Too much choice

Most of us are not, in the parlance of economic theory, “rational utility maximisers”  but, in the words of Herbert Simon, are  “satisficers”,  opting for what is good and easy enough, rather than becoming confused to the point of inertia in front of huge choices of goods in the shops.

Tesco, the very large British grocery chain (in financial trouble through over-expansion – sounds like the EU) decided to improve its situation by scrapping 30,000 of the 90,000 products on its shelves.

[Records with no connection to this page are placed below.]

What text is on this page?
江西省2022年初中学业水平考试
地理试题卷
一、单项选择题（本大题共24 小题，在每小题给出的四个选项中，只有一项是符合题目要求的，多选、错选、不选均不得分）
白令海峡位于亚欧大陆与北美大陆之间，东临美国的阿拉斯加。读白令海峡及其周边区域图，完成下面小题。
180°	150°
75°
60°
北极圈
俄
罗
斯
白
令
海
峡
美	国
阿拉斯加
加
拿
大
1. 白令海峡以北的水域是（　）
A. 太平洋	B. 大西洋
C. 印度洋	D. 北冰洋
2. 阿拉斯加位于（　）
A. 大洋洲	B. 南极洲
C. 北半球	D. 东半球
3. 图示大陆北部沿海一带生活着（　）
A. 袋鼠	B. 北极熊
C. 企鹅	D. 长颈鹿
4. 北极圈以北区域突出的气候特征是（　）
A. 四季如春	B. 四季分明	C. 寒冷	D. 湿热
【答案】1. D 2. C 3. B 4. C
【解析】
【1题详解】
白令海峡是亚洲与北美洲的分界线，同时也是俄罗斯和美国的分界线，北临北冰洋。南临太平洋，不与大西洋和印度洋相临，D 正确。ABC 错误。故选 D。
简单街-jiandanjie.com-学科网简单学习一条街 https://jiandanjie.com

Smaller grocery chains, like Aldi and Lidl, only offer between 2,000 and 3,000 lines and are doing just fine.  For instance, Tesco used to offer 28 tomato ketchup,s while in Aldi there is just one in one size.  I can hear huge sighs of relief!

In addition, Tesco is experimenting with a system that makes it easier and quicker to shop for the ingredients for meals:  Basmati rice next to Indian sauces, tinned tomatoes next to pasta.

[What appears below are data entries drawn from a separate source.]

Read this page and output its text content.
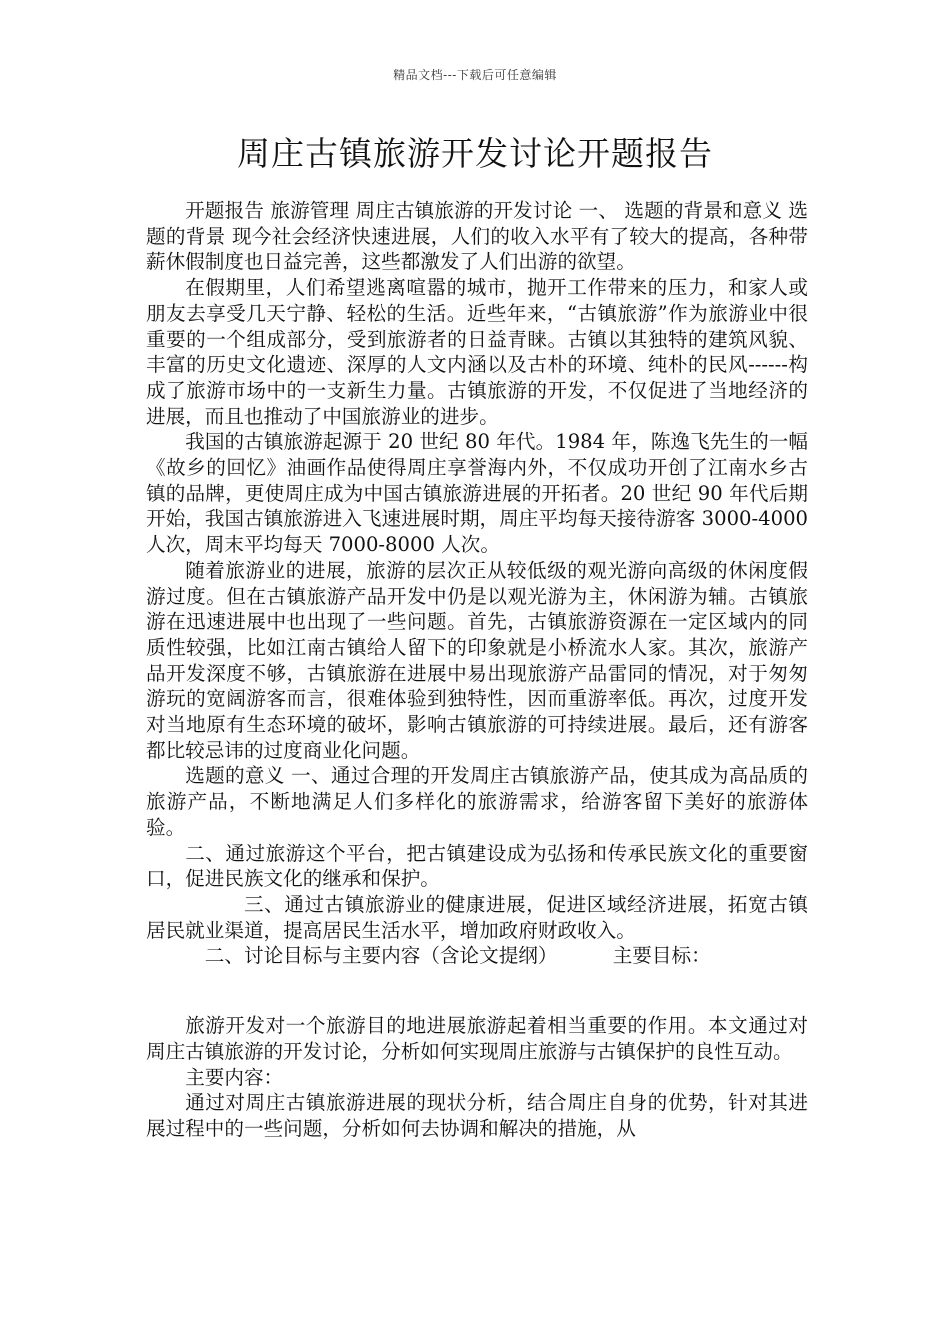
精品文档---下载后可任意编辑
周庄古镇旅游开发讨论开题报告

开题报告 旅游管理 周庄古镇旅游的开发讨论 一、 选题的背景和意义 选题的背景 现今社会经济快速进展，人们的收入水平有了较大的提高，各种带薪休假制度也日益完善，这些都激发了人们出游的欲望。

在假期里，人们希望逃离喧嚣的城市，抛开工作带来的压力，和家人或朋友去享受几天宁静、轻松的生活。近些年来，“古镇旅游”作为旅游业中很重要的一个组成部分，受到旅游者的日益青睐。古镇以其独特的建筑风貌、丰富的历史文化遗迹、深厚的人文内涵以及古朴的环境、纯朴的民风------构成了旅游市场中的一支新生力量。古镇旅游的开发，不仅促进了当地经济的进展，而且也推动了中国旅游业的进步。

我国的古镇旅游起源于 20 世纪 80 年代。1984 年，陈逸飞先生的一幅《故乡的回忆》油画作品使得周庄享誉海内外，不仅成功开创了江南水乡古镇的品牌，更使周庄成为中国古镇旅游进展的开拓者。20 世纪 90 年代后期开始，我国古镇旅游进入飞速进展时期，周庄平均每天接待游客 3000-4000 人次，周末平均每天 7000-8000 人次。

随着旅游业的进展，旅游的层次正从较低级的观光游向高级的休闲度假游过度。但在古镇旅游产品开发中仍是以观光游为主，休闲游为辅。古镇旅游在迅速进展中也出现了一些问题。首先，古镇旅游资源在一定区域内的同质性较强，比如江南古镇给人留下的印象就是小桥流水人家。其次，旅游产品开发深度不够，古镇旅游在进展中易出现旅游产品雷同的情况，对于匆匆游玩的宽阔游客而言，很难体验到独特性，因而重游率低。再次，过度开发对当地原有生态环境的破坏，影响古镇旅游的可持续进展。最后，还有游客都比较忌讳的过度商业化问题。

选题的意义 一、通过合理的开发周庄古镇旅游产品，使其成为高品质的旅游产品，不断地满足人们多样化的旅游需求，给游客留下美好的旅游体验。

二、通过旅游这个平台，把古镇建设成为弘扬和传承民族文化的重要窗口，促进民族文化的继承和保护。

三、通过古镇旅游业的健康进展，促进区域经济进展，拓宽古镇居民就业渠道，提高居民生活水平，增加政府财政收入。

二、讨论目标与主要内容（含论文提纲）　　　 主要目标：

旅游开发对一个旅游目的地进展旅游起着相当重要的作用。本文通过对周庄古镇旅游的开发讨论，分析如何实现周庄旅游与古镇保护的良性互动。

主要内容：

通过对周庄古镇旅游进展的现状分析，结合周庄自身的优势，针对其进展过程中的一些问题，分析如何去协调和解决的措施，从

The standard teaching is that choice is good for us, that it confers on us freedom, personal responsibility, self-determination, autonomy and lots of other things that don’t help when you’re standing before a towering aisle of water bottles, paralysed and increasingly dehydrated, unable to choose.

The reality is that less choice means less stress.  It has also created a new problem: the escalation in expectations to a point that we all expect perfect products that we will never get, leaving the buyer disappointed .  As they say:  “The secret to happiness is low expectations.”  In 2002 I wrote the following poem about choice, long before the business schools started to advocate smaller product ranges:

Choice
They think we’ll rejoice, offered infinite choice,
But in fact more is less; indecision means stress.
How did they ever think it was clever
To propose the adoption of every damned option
Under the sun, instead of just one?

Just take the car, where they’ve gone far too far.
Do I have to recap the ten types of hubcap
The number of doors, colored carpets on floors,
The bumpers, the hoods, powered windows, faux-woods?
One mentally cowers in the face of horse-powers,
Different colors and trims and personalized shims,
When on the highways the cars look alike.
Henry Ford, hurry back and offer just black!

Take the cereals on offer: a hundred they proffer,
And do so in aisles stretching out there for miles.
Vitamins added; beware the array
Or you’ll quickly be glutted in C, D and A.
If you read all the labels, ingredient tables,
I very much fear it would be a career.

Hi-tech sort of gear is a category where
They include lots of stuff that you don’t use enough,
Or remember it’s there, or particularly care.
The shops you buy through mostly haven’t a clue;
The instructions are vast, and a whole day has passed
Before you work out what the feature’s about.
And I’ll have a good bet that at once you’ll forget
What buttons to press, and you’ll just have to guess.

Oh, take me back home where the buffaloes roam,
Where you rock in your chair in fresh air with no care,
Where in the boondocks the shops have small stocks,
And you’re settled and done with a “choice” of just one;
And you buy your provisions with no endless decisions,
Just a simple invoice and no multiple choice.

So who’s going to tell the people who sell
That we’re doing just fine without over-design?
Who’s going to complain: “Keep it simple and plain”.
Let it do just one task, that’s all that we ask.”
I have just made a start: “Give us less a la carte!”
Come, you too can rejoice with more time and less choice.